Por lo general, cuanto menor es el incremento de precio, más probable es que los consumidores compren bananas de comercio justo. Por ejemplo, el porcentaje de consumidores tendentes a comprar aumenta un 77% con un incremento del 5%.
El gráfico muestra el «valor total de las compras» de productos de comercio justo con diferentes incrementos de precios. Se ha estimado para cada fracción de incremento calculando el valor general del incremento multiplicado por el número de personas que consideran que el incremento es aceptable y la probabilidad que hay de que paguen esa cantidad. El modelo muestra que un incremento de 10 centavos por libra en las bananas de comercio justo es óptimo en los Estados Unidos y genera el retorno de valor más elevado.
«Todos ganan. Los retailers y las marcas se benefician de tener una selección de productos de comercio justo», resume Derek Mulhern, gerente de Desarrollo de Negocio en Fairtrade America. «Poner a disposición de los consumidores frutas y hortalizas de comercio justo transmite la idea de que un negocio se toma en serio el origen de sus alimentos».
Actualmente, Fairtrade-Comercio Justo trabaja con más de 12.000 pequeños agricultores y 10.000 empleados en 12 países. Las organizaciones de productores de la República Dominicana son quienes más bananas producen, mientras que las de Colombia son las que mayor porcentaje venden bajo los términos de Fairtrade-Comercio Justo (78%).
Entre los productores se encuentran los trabajadores de las plantaciones de Coliman en México. Estas plantaciones, sitas en Colima, venden un elevado porcentaje de sus bananas ecológicas con el sello Fairtrade, lo cual genera una cantidad significativa de primas que los trabajadores invierten en función de sus prioridades.
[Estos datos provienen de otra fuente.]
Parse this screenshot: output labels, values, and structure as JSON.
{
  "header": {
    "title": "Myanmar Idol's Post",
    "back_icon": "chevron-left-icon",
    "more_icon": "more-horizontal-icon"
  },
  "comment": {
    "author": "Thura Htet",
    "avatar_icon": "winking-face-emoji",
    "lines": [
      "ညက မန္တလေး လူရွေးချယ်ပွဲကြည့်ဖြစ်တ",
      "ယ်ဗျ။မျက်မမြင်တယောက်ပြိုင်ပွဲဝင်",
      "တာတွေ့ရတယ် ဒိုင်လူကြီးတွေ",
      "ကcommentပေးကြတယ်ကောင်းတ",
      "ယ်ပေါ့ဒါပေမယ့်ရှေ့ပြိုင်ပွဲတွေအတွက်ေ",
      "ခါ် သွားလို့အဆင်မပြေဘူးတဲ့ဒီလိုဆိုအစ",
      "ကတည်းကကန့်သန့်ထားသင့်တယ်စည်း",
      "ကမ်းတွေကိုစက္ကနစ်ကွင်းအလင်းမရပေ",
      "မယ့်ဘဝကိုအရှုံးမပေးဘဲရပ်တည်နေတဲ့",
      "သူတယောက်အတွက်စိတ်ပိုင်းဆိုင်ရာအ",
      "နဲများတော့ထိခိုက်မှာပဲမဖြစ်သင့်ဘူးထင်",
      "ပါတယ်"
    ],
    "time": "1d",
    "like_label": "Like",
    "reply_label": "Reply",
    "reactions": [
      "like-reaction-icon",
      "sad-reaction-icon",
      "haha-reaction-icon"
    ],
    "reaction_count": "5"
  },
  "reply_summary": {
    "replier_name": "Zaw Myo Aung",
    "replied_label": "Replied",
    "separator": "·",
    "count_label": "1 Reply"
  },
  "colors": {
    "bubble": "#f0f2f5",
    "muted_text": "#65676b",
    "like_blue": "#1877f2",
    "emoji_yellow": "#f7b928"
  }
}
Los trabajadores han decidido invertir en más de 20 proyectos relacionados con la salud, la educación, la mejora de viviendas y ayudas a la comunidad, con lo que se benefician un total de 595 familias y sus comunidades.
«Estamos comprometidos con la garantía de un lugar de trabajo seguro y de respaldo en nuestras plantaciones. La certificación Fairtrade-Comercio Justo nos ha ayudado a mejorar el sustento de nuestros trabajadores y sus familias», señala Víctor Heredia Armendariz, gerente de ventas del grupo Coliman. «Nuestros socios minoristas reconocen que ayudan a crear una cadena de suministro más sostenible para todos, y se enorgullecen de ello».
Los agricultores y trabajadores del sector bananero suelen percibir ingresos bajos y trabajar en condiciones difíciles y peligrosas. La certificación Fairtrade-Comercio Justo ha tenido muchos efectos positivos, tales como los siguientes:
  • El 91% de los trabajadores de Colombia han mejorado sus bienes del hogar una media de un 64% desde la certificación de sus plantaciones.
  • Tres cuartas partes de los cooperativistas agrícolas de Ecuador afirman que sus ingresos y su bienestar han aumentado en los últimos tres años.
  • Los pequeños agricultores de Colombia han informado de un aumento de los ingresos en una media de un 34% gracias a su afiliación a organizaciones certificadas por Fairtrade-Comercio Justo.
  • El 78% de los trabajadores entrevistados en Ecuador dice que su salud y nutrición han mejorado en el último año.